Georgia's Foreign Ministry said the country was "in a state of war" and accused Russia of beginning a "massive military aggression." The Georgian parliament approved a state of martial law, mobilizing reservists and ordering government authorities to work round-the-clock.
Russian President Dmitry Medvedev said that Moscow sent troops into South Ossetia to force Georgia into a cease-fire and prevent Georgia from retaking control of its breakaway region after it launched a major offensive there overnight Friday.
In a meeting with refugees, Prime Minister Vladimir Putin characterized Georgia's actions as "complete genocide," according to his office's Web site. Putin also said Georgia had effectively lost the right to rule the breakaway province - an indication Moscow could be preparing to fulfill South Ossetians' wish to be absorbed into Russia.
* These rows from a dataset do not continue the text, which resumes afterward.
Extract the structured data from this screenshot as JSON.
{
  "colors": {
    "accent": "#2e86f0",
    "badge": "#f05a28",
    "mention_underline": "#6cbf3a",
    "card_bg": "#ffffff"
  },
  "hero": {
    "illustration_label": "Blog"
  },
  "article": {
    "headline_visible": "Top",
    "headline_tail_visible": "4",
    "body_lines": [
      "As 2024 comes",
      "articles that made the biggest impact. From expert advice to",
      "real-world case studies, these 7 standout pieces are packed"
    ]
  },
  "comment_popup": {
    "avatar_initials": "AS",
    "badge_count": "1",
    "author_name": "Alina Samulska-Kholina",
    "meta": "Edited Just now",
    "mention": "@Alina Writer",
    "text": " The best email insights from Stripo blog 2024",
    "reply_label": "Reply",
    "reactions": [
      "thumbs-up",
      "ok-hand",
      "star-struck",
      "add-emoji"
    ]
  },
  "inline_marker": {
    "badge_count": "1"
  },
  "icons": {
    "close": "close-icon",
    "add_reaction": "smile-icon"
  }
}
The risk of the conflict setting off a wider war also increased Saturday when Russian-supported separatists in another breakaway region, Abkhazia, also targeted Georgian troops by launching air and artillery strikes to drive them out.
Georgia President Mikhail Saakashvili called it an "unprovoked brutal Russian invasion."
At a meeting of the U.N. Security Council Saturday, the third in three days on the issue, Russia refused to agree to a cease-fire or a diplomatic agreement. The move ensured that the fighting with Georgia would keep spilling into other regions such as Abkhazia's Kodori Ridge.